Until the 2011–12 season there were eight teams in the league. The teams played each other twice for a total of 14 matches each. After that the champion qualifies to the UEFA Champion's League and the last two places are relegated to the Maltese Seceond Division. Since then the format has changed a lot.

In the 2012–13, after the regular season the top four played a championship group and the bottom placed four teams played the relegation round. Points of the regular season and the second stage were added. In 2013–14 there was just one stage, where seven teams played each other three times. Also there was a title decider match after the top two teams were tied on points. Hibernians won the title over Birkirkara in a penalty shootout.
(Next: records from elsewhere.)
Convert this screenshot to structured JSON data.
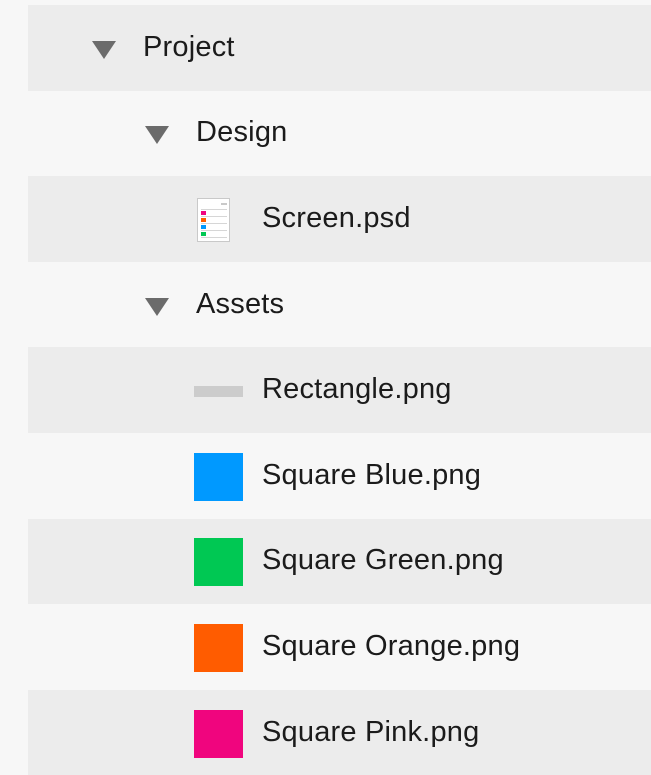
{
  "colors": {
    "row_shaded": "#ececec",
    "row_plain": "#f7f7f7",
    "caret": "#6b6b6b",
    "rectangle_thumb": "#cccccc",
    "square_blue": "#0099ff",
    "square_green": "#00c853",
    "square_orange": "#ff5c00",
    "square_pink": "#f0057e"
  },
  "tree": {
    "project": {
      "label": "Project",
      "icon": "caret-down-icon"
    },
    "design": {
      "label": "Design",
      "icon": "caret-down-icon"
    },
    "screen_psd": {
      "label": "Screen.psd",
      "icon": "psd-document-icon"
    },
    "assets": {
      "label": "Assets",
      "icon": "caret-down-icon"
    },
    "rectangle_png": {
      "label": "Rectangle.png",
      "icon": "rectangle-thumbnail"
    },
    "square_blue_png": {
      "label": "Square Blue.png",
      "icon": "blue-square-thumbnail"
    },
    "square_green_png": {
      "label": "Square Green.png",
      "icon": "green-square-thumbnail"
    },
    "square_orange_png": {
      "label": "Square Orange.png",
      "icon": "orange-square-thumbnail"
    },
    "square_pink_png": {
      "label": "Square Pink.png",
      "icon": "pink-square-thumbnail"
    }
  }
}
In 2014–15 there were eleven teams, and again a championship group to which the top six after the regular season qualified.

For 2015–16 the league was reduced to six teams. They play each other four times for a total of 20 matches per team.

For the 2023–24 season, the league will be the only division in Malta and will comprise eight clubs. In terms of format, the league will be split into two phases. In the first part of the season, the eight teams of the league will face each other played in a double round-robin format. Thereafter, the division will be split into two divisions, with the top four at the end of the first part of the season qualifying for the Championship Round and the bottom four qualifying for the Relegation Round. In both cases, each team will play each other three teams.

== List of champions ==
The season winners are:

| Club | Winners | Winning years |
|---|---|---|
| Birkirkara | 13 | 2006-07, 2008-09, 2009-10, 2011-12, 2012-13, 2016-17, 2017-18, 2018-19, 2019-20, 2020-21, 2021-22, 2022-23, 2023-24 |
| Hibernians | 12 | 1998-99, 1999-2000, 2000-01, 2001-02, 2002-03, 2003-04, 2004-05, 2005-06, 2007-08, 2013-14, 2014-15, 2015-16 |
| Rabat Ajax | 2 | 1995-96,1997-98 |
| Lija Athletic | 1 | 1996-97 |
| Mosta | 1 | 2010-11 |
| Swieqi United | 1 | 2024-25 |
| Mġarr United | 1 | 2025-26 |

Bold teams are currently in the Maltese Women's League.